Gmail is the preferred email client of terrorists, said former U.S. National Security Agency director Michael Hayden on Sunday.
Hayden has been an ardent defender of the U.S. intelligence community since former NSA contractor Edward Snowden leaked details of the agency’s massive spy operations earlier this summer.
Snowden revealed that the agency splices directly into fibre optic Internet cables, broke encryption schemes, brokered deals with major telecom companies for customer data, and, perhaps most infamously, obtained secret warrants for personal user information from Silicon Valley’s largest companies.

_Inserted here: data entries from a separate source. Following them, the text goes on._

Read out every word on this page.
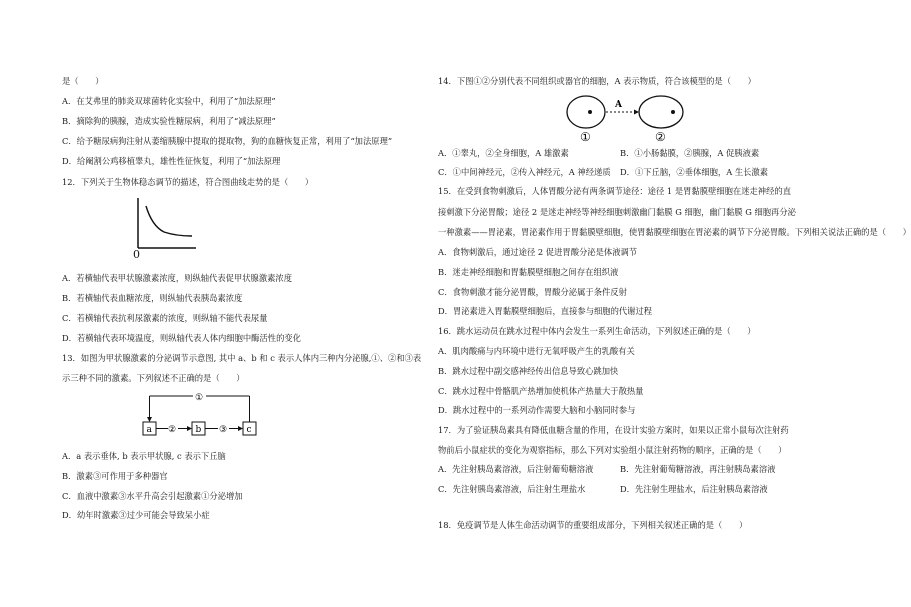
是（　　）
A．在艾弗里的肺炎双球菌转化实验中，利用了“加法原理”
B．摘除狗的胰腺，造成实验性糖尿病，利用了“减法原理”
C．给予糖尿病狗注射从萎缩胰腺中提取的提取物，狗的血糖恢复正常，利用了“加法原理”
D．给阉割公鸡移植睾丸，雄性性征恢复，利用了“加法原理
12．下列关于生物体稳态调节的描述，符合图曲线走势的是（　　）
0
A．若横轴代表甲状腺激素浓度，则纵轴代表促甲状腺激素浓度
B．若横轴代表血糖浓度，则纵轴代表胰岛素浓度
C．若横轴代表抗利尿激素的浓度，则纵轴不能代表尿量
D．若横轴代表环境温度，则纵轴代表人体内细胞中酶活性的变化
13．如图为甲状腺激素的分泌调节示意图, 其中 a、b 和 c 表示人体内三种内分泌腺,①、②和③表
示三种不同的激素。下列叙述不正确的是（　　）
a	b	c
②	③
①
A．a 表示垂体, b 表示甲状腺, c 表示下丘脑
B．激素③可作用于多种器官
C．血液中激素③水平升高会引起激素①分泌增加
D．幼年时激素③过少可能会导致呆小症
14．下图①②分别代表不同组织或器官的细胞，A 表示物质，符合该模型的是（　　）
A
①	②
A．①睾丸，②全身细胞，A 雄激素	B．①小肠黏膜，②胰腺，A 促胰液素
C．①中间神经元，②传入神经元，A 神经递质 D．①下丘脑，②垂体细胞，A 生长激素
15．在受到食物刺激后，人体胃酸分泌有两条调节途径：途径 1 是胃黏膜壁细胞在迷走神经的直
接刺激下分泌胃酸；途径 2 是迷走神经等神经细胞刺激幽门黏膜 G 细胞，幽门黏膜 G 细胞再分泌
一种激素——胃泌素，胃泌素作用于胃黏膜壁细胞，使胃黏膜壁细胞在胃泌素的调节下分泌胃酸。下列相关说法正确的是（　　）
A．食物刺激后，通过途径 2 促进胃酸分泌是体液调节
B．迷走神经细胞和胃黏膜壁细胞之间存在组织液
C．食物刺激才能分泌胃酸，胃酸分泌属于条件反射
D．胃泌素进入胃黏膜壁细胞后，直接参与细胞的代谢过程
16．跳水运动员在跳水过程中体内会发生一系列生命活动，下列叙述正确的是（　　）
A．肌肉酸痛与内环境中进行无氧呼吸产生的乳酸有关
B．跳水过程中副交感神经传出信息导致心跳加快
C．跳水过程中骨骼肌产热增加使机体产热量大于散热量
D．跳水过程中的一系列动作需要大脑和小脑同时参与
17．为了验证胰岛素具有降低血糖含量的作用，在设计实验方案时，如果以正常小鼠每次注射药
物前后小鼠症状的变化为观察指标，那么下列对实验组小鼠注射药物的顺序，正确的是（　　）
A．先注射胰岛素溶液，后注射葡萄糖溶液	B．先注射葡萄糖溶液，再注射胰岛素溶液
C．先注射胰岛素溶液，后注射生理盐水	D．先注射生理盐水，后注射胰岛素溶液
18．免疫调节是人体生命活动调节的重要组成部分，下列相关叙述正确的是（　　）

The later program, known as PRISM, harvests user data from Google, Facebook and other tech giants. In defense of this apparent breach of U.S. citizens’ rights to privacy, Hayden stated that Gmail—Google’s free email service—is the “preferred” email of “terrorists worldwide.”

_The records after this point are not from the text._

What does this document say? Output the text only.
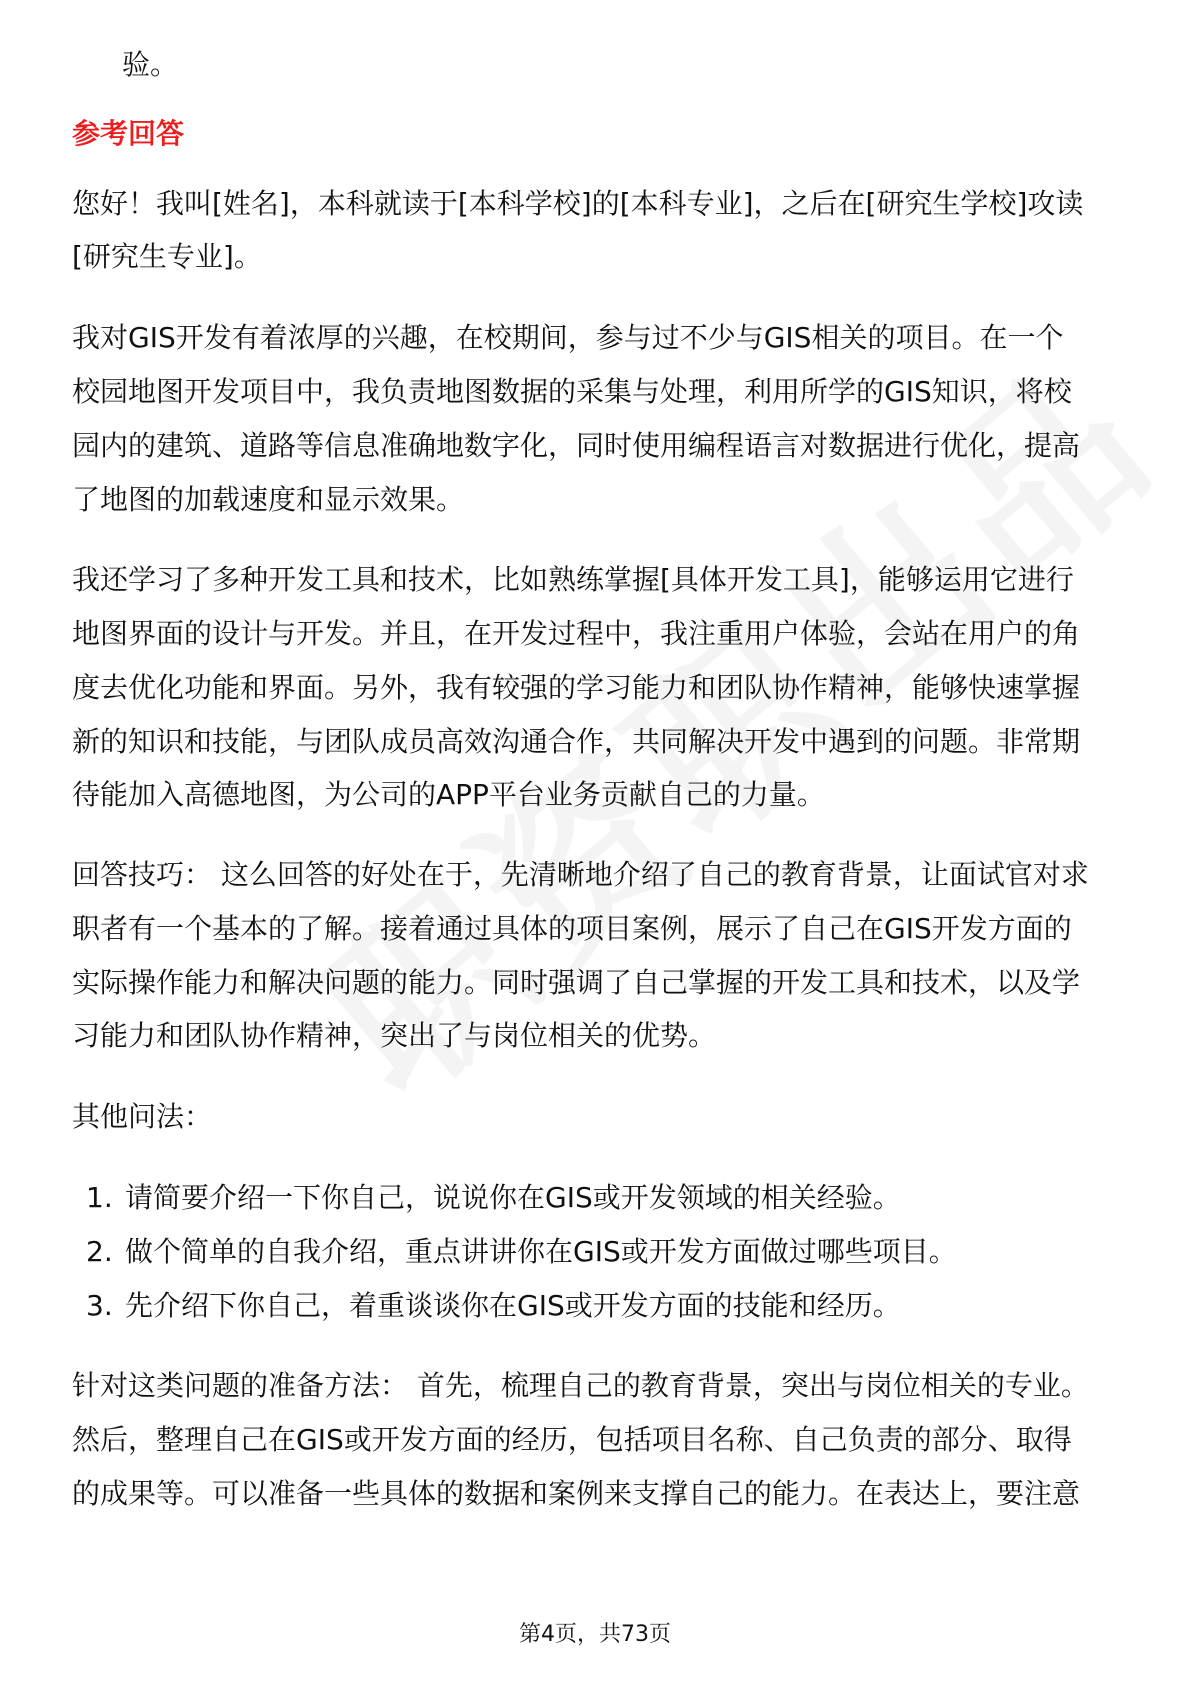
验。
参考回答
您好！我叫[姓名]，本科就读于[本科学校]的[本科专业]，之后在[研究生学校]攻读
[研究生专业]。
我对GIS开发有着浓厚的兴趣，在校期间，参与过不少与GIS相关的项目。在一个
校园地图开发项目中，我负责地图数据的采集与处理，利用所学的GIS知识，将校
园内的建筑、道路等信息准确地数字化，同时使用编程语言对数据进行优化，提高
了地图的加载速度和显示效果。
我还学习了多种开发工具和技术，比如熟练掌握[具体开发工具]，能够运用它进行
地图界面的设计与开发。并且，在开发过程中，我注重用户体验，会站在用户的角
度去优化功能和界面。另外，我有较强的学习能力和团队协作精神，能够快速掌握
新的知识和技能，与团队成员高效沟通合作，共同解决开发中遇到的问题。非常期
待能加入高德地图，为公司的APP平台业务贡献自己的力量。
回答技巧： 这么回答的好处在于，先清晰地介绍了自己的教育背景，让面试官对求
职者有一个基本的了解。接着通过具体的项目案例，展示了自己在GIS开发方面的
实际操作能力和解决问题的能力。同时强调了自己掌握的开发工具和技术，以及学
习能力和团队协作精神，突出了与岗位相关的优势。
其他问法：
1. 请简要介绍一下你自己，说说你在GIS或开发领域的相关经验。
2. 做个简单的自我介绍，重点讲讲你在GIS或开发方面做过哪些项目。
3. 先介绍下你自己，着重谈谈你在GIS或开发方面的技能和经历。
针对这类问题的准备方法： 首先，梳理自己的教育背景，突出与岗位相关的专业。
然后，整理自己在GIS或开发方面的经历，包括项目名称、自己负责的部分、取得
的成果等。可以准备一些具体的数据和案例来支撑自己的能力。在表达上，要注意
第4页，共73页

“I don’t think you’re going to see that in a Google commercial, but it’s free, it’s ubiquitous, so of course it is,” Hayden added.

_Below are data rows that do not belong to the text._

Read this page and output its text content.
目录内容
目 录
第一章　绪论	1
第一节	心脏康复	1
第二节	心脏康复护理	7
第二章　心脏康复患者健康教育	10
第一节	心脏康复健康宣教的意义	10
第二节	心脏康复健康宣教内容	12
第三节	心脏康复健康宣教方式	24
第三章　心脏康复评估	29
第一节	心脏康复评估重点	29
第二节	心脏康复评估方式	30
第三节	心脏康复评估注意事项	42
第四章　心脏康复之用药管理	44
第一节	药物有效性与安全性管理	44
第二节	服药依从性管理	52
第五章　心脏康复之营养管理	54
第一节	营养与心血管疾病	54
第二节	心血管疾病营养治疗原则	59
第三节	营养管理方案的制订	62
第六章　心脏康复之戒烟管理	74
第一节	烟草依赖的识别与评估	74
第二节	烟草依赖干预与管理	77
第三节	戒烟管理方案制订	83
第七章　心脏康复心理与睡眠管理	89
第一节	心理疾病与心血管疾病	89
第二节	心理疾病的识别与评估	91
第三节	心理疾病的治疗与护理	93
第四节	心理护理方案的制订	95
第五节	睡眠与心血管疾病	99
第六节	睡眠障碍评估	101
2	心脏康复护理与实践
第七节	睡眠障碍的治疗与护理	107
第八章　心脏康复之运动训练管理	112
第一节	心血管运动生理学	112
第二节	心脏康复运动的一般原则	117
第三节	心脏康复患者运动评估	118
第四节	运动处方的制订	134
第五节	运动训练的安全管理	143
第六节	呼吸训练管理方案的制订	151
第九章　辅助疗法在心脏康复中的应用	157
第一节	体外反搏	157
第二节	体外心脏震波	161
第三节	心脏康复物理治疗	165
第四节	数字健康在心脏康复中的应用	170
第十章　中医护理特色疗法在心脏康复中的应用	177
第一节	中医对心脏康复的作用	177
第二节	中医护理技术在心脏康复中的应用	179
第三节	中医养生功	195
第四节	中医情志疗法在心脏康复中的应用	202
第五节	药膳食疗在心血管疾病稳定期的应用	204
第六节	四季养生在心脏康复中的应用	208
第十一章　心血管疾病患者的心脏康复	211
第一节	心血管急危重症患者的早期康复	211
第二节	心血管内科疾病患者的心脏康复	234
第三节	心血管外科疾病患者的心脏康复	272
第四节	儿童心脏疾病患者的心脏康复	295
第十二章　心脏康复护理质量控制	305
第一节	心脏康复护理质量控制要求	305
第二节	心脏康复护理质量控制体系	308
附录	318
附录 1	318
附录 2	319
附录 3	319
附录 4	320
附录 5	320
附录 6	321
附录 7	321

According to the Washington Post, Hayden went on to claim that the “militarization” of the Internet by the NSA was justifiable in part because the U.S. had such a large role in its inception and development. Apparently he argued that the U.S. might one day be remembered for the Internet “the way the Romans are remembered for their roads.”
“We built it here, and it was quintessentially American,” Hayden said.